The employee’s second issue was faced by this board i Harmon v. Harmon’s Paint and Wallpaper,
8 Mass. Workers’ Comp. Rep. 432 (1994) after the hearing and filing of appeal in this case. In Harmon we determined that excluding all of an employee’s testimony regarding his plans after age sixty-five was not required.[2]
We determined that § 35E permits an employee to testify about background facts and circumstances which, if found credible, would lend support to his state of mind testimony that he had intended to remain in the work force after age sixty-five. As Harmon was not appealed, and unless an appellate court finds otherwise in some future case, our interpretation of § 35E should obtain.[3]

The argument that § 35E is unconstitutional is beyond the scope of our statutory authority. See § 11C; O’Brien’s Case, 9 Mass. Workers’ Comp. Rep. 16 (1995).

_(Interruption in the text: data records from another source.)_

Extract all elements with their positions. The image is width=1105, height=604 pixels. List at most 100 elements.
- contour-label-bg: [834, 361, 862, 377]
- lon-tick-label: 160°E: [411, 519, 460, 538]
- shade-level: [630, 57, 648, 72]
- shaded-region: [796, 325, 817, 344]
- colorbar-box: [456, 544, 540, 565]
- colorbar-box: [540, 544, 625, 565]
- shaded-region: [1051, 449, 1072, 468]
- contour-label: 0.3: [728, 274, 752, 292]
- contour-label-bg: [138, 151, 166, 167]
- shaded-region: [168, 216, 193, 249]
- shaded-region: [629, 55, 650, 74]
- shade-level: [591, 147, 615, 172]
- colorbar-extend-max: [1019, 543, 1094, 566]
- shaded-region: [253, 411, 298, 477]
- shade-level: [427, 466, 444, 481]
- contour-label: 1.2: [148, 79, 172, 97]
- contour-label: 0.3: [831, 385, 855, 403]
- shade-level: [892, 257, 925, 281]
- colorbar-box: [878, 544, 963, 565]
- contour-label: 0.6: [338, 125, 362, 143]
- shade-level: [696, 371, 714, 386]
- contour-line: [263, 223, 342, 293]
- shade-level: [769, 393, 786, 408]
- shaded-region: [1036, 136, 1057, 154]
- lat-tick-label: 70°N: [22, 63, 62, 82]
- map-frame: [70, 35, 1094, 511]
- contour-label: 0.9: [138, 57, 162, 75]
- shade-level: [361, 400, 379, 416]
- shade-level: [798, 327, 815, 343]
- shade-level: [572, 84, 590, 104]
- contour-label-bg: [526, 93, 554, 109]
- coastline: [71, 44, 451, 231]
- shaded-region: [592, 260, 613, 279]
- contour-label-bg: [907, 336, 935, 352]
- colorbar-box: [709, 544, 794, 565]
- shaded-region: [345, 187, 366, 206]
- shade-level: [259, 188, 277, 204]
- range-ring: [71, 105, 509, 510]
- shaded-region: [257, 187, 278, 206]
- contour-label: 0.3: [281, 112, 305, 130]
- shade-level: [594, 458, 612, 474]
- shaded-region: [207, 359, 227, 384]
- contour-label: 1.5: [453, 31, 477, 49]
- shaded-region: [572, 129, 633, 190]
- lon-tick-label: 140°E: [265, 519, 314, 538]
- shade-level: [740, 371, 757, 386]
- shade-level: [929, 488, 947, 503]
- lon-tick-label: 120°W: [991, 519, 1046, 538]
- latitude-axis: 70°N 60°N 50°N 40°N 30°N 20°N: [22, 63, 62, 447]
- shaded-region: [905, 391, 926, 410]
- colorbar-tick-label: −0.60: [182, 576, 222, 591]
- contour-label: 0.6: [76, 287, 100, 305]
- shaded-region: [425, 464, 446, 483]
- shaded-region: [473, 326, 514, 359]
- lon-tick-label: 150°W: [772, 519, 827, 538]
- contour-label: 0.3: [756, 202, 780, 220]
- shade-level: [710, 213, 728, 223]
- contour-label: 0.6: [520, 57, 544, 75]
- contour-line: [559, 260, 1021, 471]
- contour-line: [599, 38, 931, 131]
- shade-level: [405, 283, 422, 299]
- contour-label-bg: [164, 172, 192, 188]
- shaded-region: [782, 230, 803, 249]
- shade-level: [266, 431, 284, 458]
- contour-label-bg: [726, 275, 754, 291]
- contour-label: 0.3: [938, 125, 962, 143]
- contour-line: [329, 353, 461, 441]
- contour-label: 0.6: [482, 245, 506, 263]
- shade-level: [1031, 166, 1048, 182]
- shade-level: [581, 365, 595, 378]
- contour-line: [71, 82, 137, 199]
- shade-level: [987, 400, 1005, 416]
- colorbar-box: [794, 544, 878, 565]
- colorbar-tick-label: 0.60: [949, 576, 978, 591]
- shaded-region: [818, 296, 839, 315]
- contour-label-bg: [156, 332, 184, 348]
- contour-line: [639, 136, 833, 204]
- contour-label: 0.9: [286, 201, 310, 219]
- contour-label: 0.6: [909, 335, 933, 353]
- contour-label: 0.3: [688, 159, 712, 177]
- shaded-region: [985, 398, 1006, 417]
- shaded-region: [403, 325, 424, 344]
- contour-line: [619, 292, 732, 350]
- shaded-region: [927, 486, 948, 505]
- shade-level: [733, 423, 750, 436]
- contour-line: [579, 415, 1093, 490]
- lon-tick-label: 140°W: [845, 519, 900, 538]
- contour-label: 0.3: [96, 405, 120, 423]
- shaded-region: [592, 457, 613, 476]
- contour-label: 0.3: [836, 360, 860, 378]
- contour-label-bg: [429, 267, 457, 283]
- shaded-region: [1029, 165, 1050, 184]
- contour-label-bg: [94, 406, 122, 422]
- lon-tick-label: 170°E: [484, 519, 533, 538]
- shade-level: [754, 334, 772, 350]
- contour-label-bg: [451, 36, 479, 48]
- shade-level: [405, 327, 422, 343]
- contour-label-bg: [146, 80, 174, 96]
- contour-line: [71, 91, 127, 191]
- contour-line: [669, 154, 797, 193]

We recommit the case to the same administrative judge for further findings as to the applicability of § 35E in light o Harmon.

So ordered.

Judges Fischel and Wilson concur.

[1] Section 35E was partially rewritten after the date of injury but prior to the hearing which is the subject of this appeal. The change brought about by St. 1991, c. 398, § 66 was deemed procedural in nature therefore making the most recent version of § 35E pertinent. It reads as follows:

Any employee who is at least sixty-five years of age and has been out of the work force for a period of at least two years and is eligible for old age benefits from a public or private pension which is paid in part or entirely by an employer shall not be entitled to benefits under sections thirty-four or thirty-five unless such employee can establish that but for the injury, he or she would have remained active in the labor market. The presumption of non-entitlement to benefits created by this section shall not be overcome by the employee’s uncorroborated testimony, or that corroborated only by any of his family members, that but for the injury, such employee would have remained active in the labor market. Claims for compensation, or complaint for modification, or discontinuance of benefits based on this section shall not be filed more often than once every twelve months. Amended by St. 1991, c. 398, § 66.

[2] At a conference held under the provisions of 452 CMR 15(3) the parties waived their right to a transcript of the hearing so we don’t know the extent of the employee’s testimony in this area.
[3] There currently is a case involving § 35E constitutional issues before the Massachusetts Appeals Court. Se Tobin’s Case, 9 Mass. Workers’ Comp. Rep. 118 (1995).